Apart from this, he reckons that birds’ singing is better than human laughter (Leopardi 357). He also states that animals are joyful in all their operations and they can move freely (Leopardi 353). The relationship between people and animals is central in his writings. A description of living beings as shapes, even when painted in color, is not as effective in capturing life as a description of them in action.
The relationship between nature and human beings and their groupings into societies raise a number of questions relevant to individual and social happiness, the subject of innumerable treaties during the Enlightenment, and Leopardi’s pivotal concerns. He believed that human life is a form of anguish – and yet leads to anguish because one’s potentially infinite desire for pleasure is bound to remain unsatisfied.
If human life is unhappy, why do people care to perpetuate it? Why are there human beings in the cosmos? What are they there for? One of the strengths of Leopardi’s poetry is that the personal and private becomes comprehensible to people in all its significance and force. That is a quality of the best lyric poetry, a quality also found in Leopardi’s letters.
Perhaps, the main obstacle for readers who look for common ground between Leopardi and their own experience is not just the pessimism or the intensity of introspection.
It is the claim that his view of life is true. In his writings he asserts that there is no way that human beings are able to know the ultimate nature of the universe. Leopardi throws down a challenge to his readers with which they continue to find it hard to come to terms. He uses his own life as a type of general truth, suggesting that the history of his reader’ lives would, in essentials, look no different.

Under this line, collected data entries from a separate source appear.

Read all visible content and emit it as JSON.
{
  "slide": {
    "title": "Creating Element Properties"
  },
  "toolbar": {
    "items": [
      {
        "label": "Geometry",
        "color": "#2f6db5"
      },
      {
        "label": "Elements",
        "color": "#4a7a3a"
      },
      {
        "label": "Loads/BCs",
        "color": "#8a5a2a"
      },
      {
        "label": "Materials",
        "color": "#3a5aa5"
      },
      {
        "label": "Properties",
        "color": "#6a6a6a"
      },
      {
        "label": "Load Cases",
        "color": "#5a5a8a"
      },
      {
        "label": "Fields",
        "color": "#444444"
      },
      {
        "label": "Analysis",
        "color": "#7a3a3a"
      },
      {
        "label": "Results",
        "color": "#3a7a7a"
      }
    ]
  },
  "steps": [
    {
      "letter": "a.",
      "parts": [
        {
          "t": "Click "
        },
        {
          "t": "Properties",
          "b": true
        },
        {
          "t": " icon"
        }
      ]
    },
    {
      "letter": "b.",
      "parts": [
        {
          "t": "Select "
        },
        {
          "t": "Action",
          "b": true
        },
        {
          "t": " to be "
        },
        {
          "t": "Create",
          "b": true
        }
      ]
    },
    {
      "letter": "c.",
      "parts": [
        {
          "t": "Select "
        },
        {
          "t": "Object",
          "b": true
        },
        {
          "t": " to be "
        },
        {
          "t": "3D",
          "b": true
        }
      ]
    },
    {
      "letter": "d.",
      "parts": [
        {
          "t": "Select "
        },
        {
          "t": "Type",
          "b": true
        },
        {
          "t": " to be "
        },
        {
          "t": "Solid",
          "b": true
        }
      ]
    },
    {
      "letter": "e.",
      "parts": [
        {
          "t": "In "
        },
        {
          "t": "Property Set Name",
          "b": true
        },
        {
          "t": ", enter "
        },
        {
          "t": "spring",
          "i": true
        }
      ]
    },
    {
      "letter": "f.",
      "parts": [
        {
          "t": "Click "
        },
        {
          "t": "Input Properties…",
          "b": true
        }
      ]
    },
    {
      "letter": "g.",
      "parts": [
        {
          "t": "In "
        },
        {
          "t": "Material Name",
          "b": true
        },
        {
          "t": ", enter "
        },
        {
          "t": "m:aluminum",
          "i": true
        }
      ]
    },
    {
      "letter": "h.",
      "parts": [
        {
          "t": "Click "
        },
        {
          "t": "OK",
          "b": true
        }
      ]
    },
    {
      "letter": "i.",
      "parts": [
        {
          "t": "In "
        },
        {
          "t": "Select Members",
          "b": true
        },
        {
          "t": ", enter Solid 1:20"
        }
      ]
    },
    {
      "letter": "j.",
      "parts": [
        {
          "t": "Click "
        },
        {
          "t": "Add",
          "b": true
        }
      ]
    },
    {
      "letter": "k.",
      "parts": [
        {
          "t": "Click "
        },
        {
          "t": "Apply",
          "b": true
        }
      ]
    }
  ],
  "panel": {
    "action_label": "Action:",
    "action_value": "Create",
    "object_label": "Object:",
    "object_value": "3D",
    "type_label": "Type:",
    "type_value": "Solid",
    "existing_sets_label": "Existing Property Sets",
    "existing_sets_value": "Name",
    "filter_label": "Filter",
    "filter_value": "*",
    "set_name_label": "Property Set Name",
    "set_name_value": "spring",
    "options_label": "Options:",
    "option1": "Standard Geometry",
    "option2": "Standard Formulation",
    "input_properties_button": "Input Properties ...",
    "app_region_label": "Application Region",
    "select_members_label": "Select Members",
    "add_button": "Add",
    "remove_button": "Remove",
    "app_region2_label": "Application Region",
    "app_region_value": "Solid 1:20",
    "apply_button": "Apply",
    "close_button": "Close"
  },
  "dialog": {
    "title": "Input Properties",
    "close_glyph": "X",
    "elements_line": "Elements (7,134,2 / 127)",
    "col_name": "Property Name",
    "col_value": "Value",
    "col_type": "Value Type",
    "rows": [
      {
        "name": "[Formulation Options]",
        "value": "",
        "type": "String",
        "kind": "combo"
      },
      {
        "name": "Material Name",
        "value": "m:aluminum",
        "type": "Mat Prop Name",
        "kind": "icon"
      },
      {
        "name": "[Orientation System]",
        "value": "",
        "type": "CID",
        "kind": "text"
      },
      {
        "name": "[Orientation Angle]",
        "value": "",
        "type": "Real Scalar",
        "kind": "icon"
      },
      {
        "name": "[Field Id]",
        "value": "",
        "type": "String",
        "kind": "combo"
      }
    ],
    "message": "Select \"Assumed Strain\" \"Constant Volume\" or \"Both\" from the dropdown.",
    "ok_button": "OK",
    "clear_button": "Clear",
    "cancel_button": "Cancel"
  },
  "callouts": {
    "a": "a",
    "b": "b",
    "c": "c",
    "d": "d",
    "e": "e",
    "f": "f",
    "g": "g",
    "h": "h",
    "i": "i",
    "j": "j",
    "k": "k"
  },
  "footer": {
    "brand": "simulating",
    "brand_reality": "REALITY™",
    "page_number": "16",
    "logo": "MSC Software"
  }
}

To sum up, the Italian authors claim that the relationships between people and animals have always been really difficult. The authors state that people have always tried to be masters. The authors depict people’s desire to take advantage of animals and nature. These authors describe different instances of relationships between people and animals.
Fortunately, there are some cases when people think that animals are equal to them. The authors also claim that animals live in accordance with their own conventions which cannot be understood by people. More so, the writers stress that animals are perfect creatures as they manage to live in harmony with nature.
Works Cited
Calvino, Italo. Mr. Palomar. Orlando: Houghton Mifflin Harcourt Publishing, 1986. Print.
Leopardi, Giacomo. Essays and Dialogues. Berkeley: University of California Press, 1983. Print.
Morante, Elsa. History: A Novel. South Royalton: Zoland Books, 2000. Print.
Pirandello, Luigi. “The Bat”. Modern Italian Short Stories. Ed. Marc Slonim. New York: Simon and Schuster, 1954. Print.
“Set the Fire to the Straw”. Tales of Suicide: A Selection from Luigi Pirandello’s Short Stories for a Year. Ed. Giovanni R. Bussino. New York: Branden Books, 1988. Print.